Global offering - Adviser Celyad
- The transaction of 2,000,000 ordinary shares, comprised of 1,717,391 ADSs and 282,609 ordinary shares. Each ADS represents the right to receive one ordinary share
- The offer price was set at USD 10.00 per ADS and at €9.08 per ordinary share
- Gross proceeds amount to c.
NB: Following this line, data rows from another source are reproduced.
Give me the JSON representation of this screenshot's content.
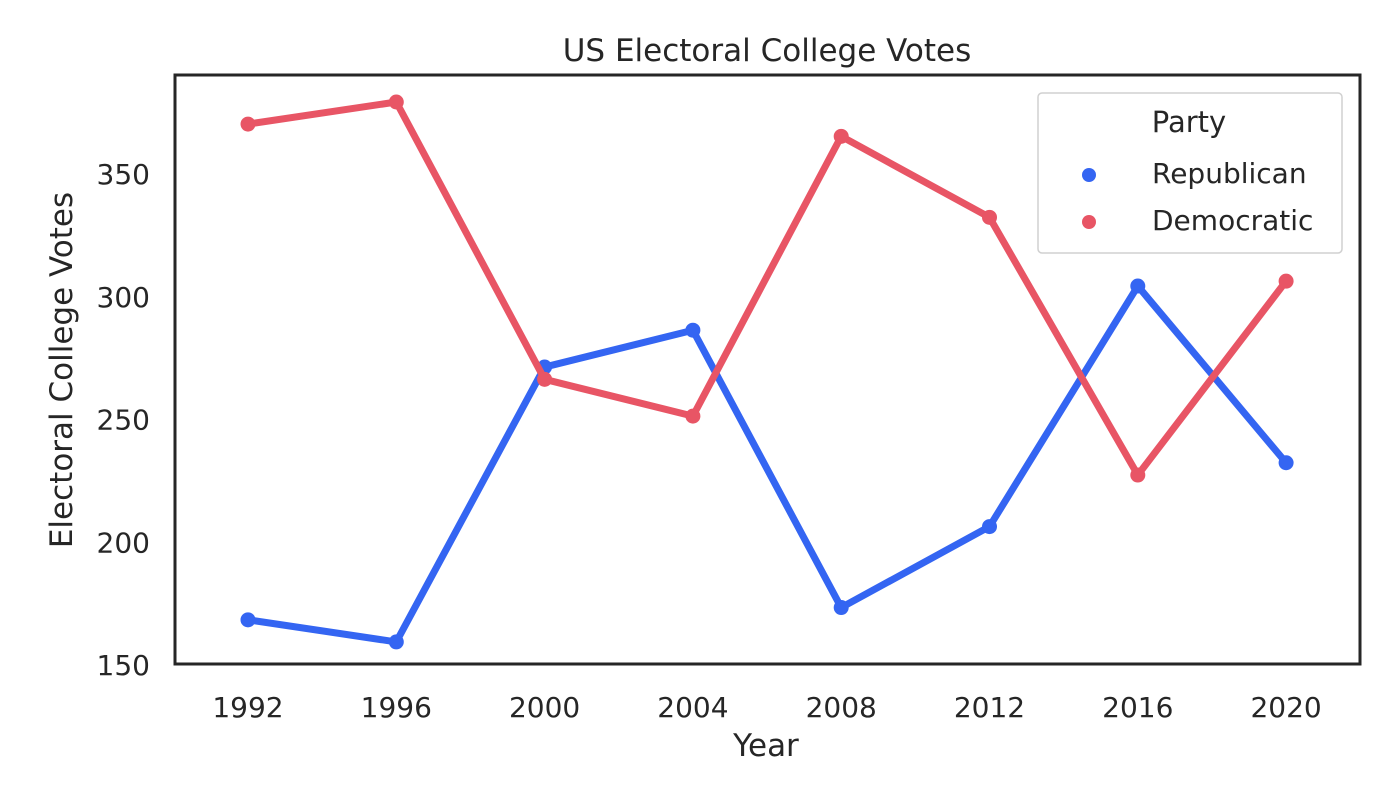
{
  "chart_data": {
    "type": "line",
    "title": "US Electoral College Votes",
    "xlabel": "Year",
    "ylabel": "Electoral College Votes",
    "categories": [
      "1992",
      "1996",
      "2000",
      "2004",
      "2008",
      "2012",
      "2016",
      "2020"
    ],
    "yticks": [
      150,
      200,
      250,
      300,
      350
    ],
    "ylim": [
      150,
      390
    ],
    "grid": false,
    "legend": {
      "title": "Party",
      "placement": "top-right"
    },
    "series": [
      {
        "name": "Republican",
        "color": "#3465f2",
        "values": [
          168,
          159,
          271,
          286,
          173,
          206,
          304,
          232
        ]
      },
      {
        "name": "Democratic",
        "color": "#e85565",
        "values": [
          370,
          379,
          266,
          251,
          365,
          332,
          227,
          306
        ]
      }
    ]
  }
}
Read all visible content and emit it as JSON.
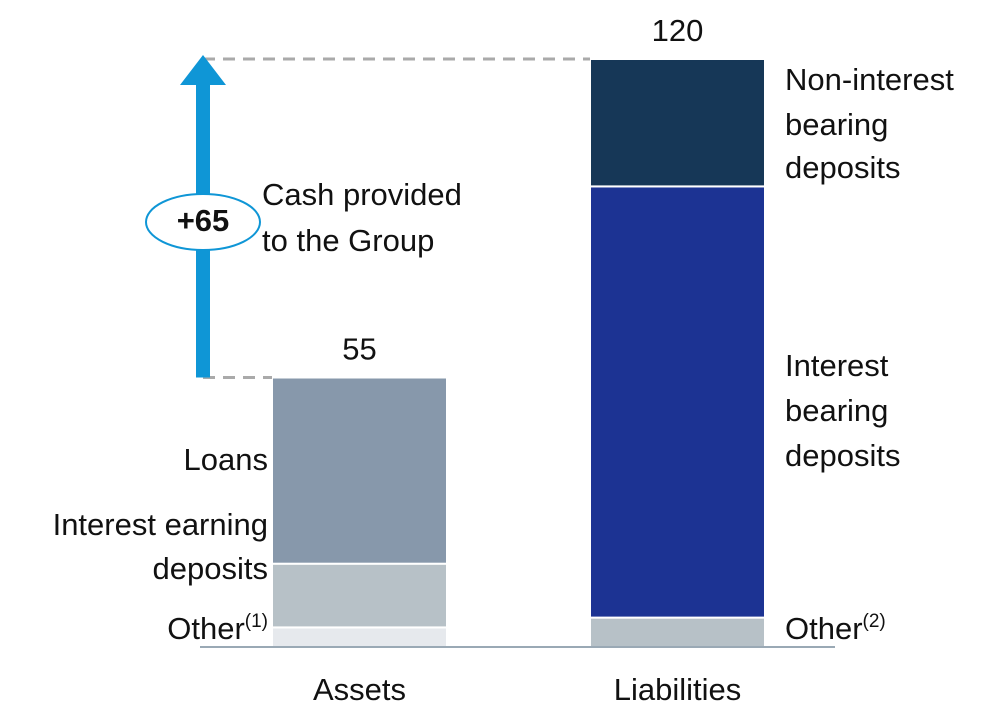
{
  "chart_data": {
    "type": "bar",
    "stacked": true,
    "bars": [
      {
        "category": "Assets",
        "total": 55,
        "label_side": "left",
        "segments": [
          {
            "label_lines": [
              "Other"
            ],
            "note": "(1)",
            "color": "#e6e9ed",
            "value": 4
          },
          {
            "label_lines": [
              "Interest earning",
              "deposits"
            ],
            "color": "#b7c1c7",
            "value": 13
          },
          {
            "label_lines": [
              "Loans"
            ],
            "color": "#8798ab",
            "value": 38
          }
        ]
      },
      {
        "category": "Liabilities",
        "total": 120,
        "label_side": "right",
        "segments": [
          {
            "label_lines": [
              "Other"
            ],
            "note": "(2)",
            "color": "#b7c1c7",
            "value": 6
          },
          {
            "label_lines": [
              "Interest",
              "bearing",
              "deposits"
            ],
            "color": "#1c3393",
            "value": 88
          },
          {
            "label_lines": [
              "Non-interest",
              "bearing",
              "deposits"
            ],
            "color": "#163757",
            "value": 26
          }
        ]
      }
    ],
    "annotation": {
      "value": 65,
      "label": "+65",
      "text_lines": [
        "Cash provided",
        "to the Group"
      ],
      "color": "#0f96d6"
    }
  }
}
USD 20 million (c. €18.2 million) and will be used, among others, to advance the development of CYAD-01, CYAD-101, CYAD-02, additional product candidates in its CYAD-200 series, and for general corporate purposes
- In line with last year’s raise, the orderbook was kept open for 24h allowing European, Israeli and US investors to join the transaction
- Kempen’s added value in Celyad’s global offering originates from outreach to both European and Israeli specialist investors
- This transaction builds on the long-standing relationship between Celyad and Kempen, which started with its Euronext IPO in 2013. This successful offering marks Kempen’s fifth US transaction in underwriting capacity since obtaining its US license one year ago. Over the past twelve months, Kempen was involved in fourteen life sciences ECM transactions with an aggregate deal value exceeding €1.7 billion
Celyad is a clinical-stage biopharmaceutical company focused on the development of specialized CAR T-cell based therapies. Celyad utilizes its expertise in cell engineering to target cancer. Celyad’s Natural Killer Receptor based T-cell platform has the potential to treat a broad range of solid and hematologic tumors. Its lead oncology candidate, CYAD-01, has been evaluated in a single dose escalation Phase 1 clinical trial to assess the safety and clinical activity of multiple administrations of autologous CYAD-01 cells in seven refractory cancers including five solid tumors (colorectal, ovarian, bladder, triple-negative breast and pancreatic cancers) and two hematological tumors (acute myeloid leukemia and multiple myeloma). Celyad was founded in 2007 and is listed on the Euronext Brussels and Euronext Paris exchanges since 2013 and on NASDAQ since 2015.